寄稿 戦争体験記〜東京大空襲〜 語り継ぐ戦争の記憶【7】 港南区遺族会 新井 淑雄
夏休みは8月20日までと短いものの、田植休みと稲刈休みがあり、農繁期は朝早く登校し、黒板に「早引け」と書けば農家の子どもは欠席になりませんでした。
終戦の放送もラジオがないため知らず、大人たちの会話から知りましたが、東京大空襲を経験したことで、戦争には勝てないという実感を覚えています。空襲の下では熱風しか吹かず、都合よく神風が吹くとは思えませんでした。
夏休みの宿題に、軍への供出用として3年生は縄を40束作るように云われました。藁に水気を含ませながら叩いて柔らかくし、両手をすり合わせて縄にしていきます。自分の身長の長さを1尋(ひろ)といい、40尋で束にします。私は「うちは農家ではなく、貧乏だから藁も買えず、縄がつくれません」と作文にしたものの、終戦となり供出は中止です。
木小屋生活も半年余りが経ち、終戦で生活も落ち着き、村にあるお寺へ転居しました。
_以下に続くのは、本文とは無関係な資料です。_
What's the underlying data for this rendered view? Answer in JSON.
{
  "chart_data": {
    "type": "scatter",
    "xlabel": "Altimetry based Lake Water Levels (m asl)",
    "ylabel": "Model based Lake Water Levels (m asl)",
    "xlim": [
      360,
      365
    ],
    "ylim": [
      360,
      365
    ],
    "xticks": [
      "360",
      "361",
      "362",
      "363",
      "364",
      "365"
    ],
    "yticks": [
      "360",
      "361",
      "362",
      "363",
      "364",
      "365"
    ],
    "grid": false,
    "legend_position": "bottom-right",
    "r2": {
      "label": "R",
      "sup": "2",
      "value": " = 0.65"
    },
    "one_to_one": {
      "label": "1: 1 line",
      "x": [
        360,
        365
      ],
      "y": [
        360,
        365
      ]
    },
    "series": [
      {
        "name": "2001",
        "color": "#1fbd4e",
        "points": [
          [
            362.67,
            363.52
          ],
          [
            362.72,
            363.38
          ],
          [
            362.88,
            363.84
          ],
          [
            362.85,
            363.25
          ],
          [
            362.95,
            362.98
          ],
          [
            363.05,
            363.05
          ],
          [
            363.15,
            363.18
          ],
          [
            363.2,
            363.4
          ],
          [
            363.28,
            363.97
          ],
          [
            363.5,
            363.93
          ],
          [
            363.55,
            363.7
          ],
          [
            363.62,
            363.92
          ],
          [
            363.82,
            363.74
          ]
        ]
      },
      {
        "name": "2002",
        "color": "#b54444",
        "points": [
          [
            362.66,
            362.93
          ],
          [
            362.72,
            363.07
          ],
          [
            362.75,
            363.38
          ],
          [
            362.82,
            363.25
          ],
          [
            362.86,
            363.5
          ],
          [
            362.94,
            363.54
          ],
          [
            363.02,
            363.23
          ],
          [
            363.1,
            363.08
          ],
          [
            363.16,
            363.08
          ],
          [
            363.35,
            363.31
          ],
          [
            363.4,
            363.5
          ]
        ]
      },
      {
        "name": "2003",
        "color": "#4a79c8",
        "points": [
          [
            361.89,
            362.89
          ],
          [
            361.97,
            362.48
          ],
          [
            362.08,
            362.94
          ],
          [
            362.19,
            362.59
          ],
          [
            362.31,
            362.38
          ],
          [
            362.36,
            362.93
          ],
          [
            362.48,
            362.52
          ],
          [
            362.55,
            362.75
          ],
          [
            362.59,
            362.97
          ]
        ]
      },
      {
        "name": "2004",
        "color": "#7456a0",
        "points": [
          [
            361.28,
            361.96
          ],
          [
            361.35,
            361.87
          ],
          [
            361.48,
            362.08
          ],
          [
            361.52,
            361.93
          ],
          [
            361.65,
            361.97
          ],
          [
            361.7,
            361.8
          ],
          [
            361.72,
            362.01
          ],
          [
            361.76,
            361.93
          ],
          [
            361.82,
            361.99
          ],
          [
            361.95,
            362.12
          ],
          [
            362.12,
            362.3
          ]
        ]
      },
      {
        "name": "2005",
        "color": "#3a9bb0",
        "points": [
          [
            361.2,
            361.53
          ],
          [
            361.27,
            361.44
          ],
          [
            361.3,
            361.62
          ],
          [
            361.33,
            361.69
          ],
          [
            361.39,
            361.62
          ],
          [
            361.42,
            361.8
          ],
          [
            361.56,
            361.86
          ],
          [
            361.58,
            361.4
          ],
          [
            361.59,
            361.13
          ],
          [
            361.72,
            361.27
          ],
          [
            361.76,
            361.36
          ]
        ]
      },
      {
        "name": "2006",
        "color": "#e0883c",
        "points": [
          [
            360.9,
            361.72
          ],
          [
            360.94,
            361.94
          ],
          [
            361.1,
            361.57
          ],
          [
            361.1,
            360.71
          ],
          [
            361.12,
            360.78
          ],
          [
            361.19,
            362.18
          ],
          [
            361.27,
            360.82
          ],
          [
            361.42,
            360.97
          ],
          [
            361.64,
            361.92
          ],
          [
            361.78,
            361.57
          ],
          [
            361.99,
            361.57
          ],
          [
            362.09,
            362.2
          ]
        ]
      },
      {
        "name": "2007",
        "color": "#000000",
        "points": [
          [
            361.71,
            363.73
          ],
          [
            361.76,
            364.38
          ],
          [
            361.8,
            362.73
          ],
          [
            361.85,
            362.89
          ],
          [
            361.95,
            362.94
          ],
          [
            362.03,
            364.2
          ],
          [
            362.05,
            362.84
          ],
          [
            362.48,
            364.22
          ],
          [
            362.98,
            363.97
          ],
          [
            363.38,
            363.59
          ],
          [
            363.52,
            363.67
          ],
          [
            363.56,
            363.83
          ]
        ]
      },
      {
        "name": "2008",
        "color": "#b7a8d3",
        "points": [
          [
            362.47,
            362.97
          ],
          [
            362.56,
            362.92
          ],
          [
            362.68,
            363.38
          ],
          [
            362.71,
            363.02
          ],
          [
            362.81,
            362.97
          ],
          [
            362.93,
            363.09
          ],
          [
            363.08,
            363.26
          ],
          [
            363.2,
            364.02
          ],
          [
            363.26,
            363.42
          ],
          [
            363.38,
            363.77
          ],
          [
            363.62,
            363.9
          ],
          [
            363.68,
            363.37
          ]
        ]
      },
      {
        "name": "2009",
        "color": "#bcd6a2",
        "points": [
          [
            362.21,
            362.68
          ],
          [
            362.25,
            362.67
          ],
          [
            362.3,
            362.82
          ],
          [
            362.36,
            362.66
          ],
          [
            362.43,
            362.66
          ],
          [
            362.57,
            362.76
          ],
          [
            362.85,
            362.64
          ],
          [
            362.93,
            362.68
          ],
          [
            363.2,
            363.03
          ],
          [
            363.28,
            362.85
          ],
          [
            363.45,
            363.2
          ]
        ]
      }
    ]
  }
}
第37代になる住職も着任3年目で50軒程の檀家では生活ができず、当時は多かったのですが、小学校の先生を兼ねていました。寺の10畳間が本堂を含めて6室あり檀家の縁者である東京からの罹災者が25人ほど入居しておりました。
井戸は共同、トイレは個々に杉林の中に造り、風呂は縁者宅のもらい風呂です。100m先にバス停があり、村内のよろず屋のような、たばこ屋があり、祖母の妹が女主人でした。風呂も買いものもたばこ屋で、雑用や店番を手伝いました。
父の死を知る
昭和22年、父が前年2月に満州からソ連へ抑留され、急性肺炎で死亡したことが2人の戦友から知らされ、公報も入りました。母と父の友人と同行して芝大門にある増上寺で遺骨を受け取りました。村うちでも、隣組の人たちも整列して迎えてもらい、お寺の傍らに新設してもらった墓地に納骨をしました。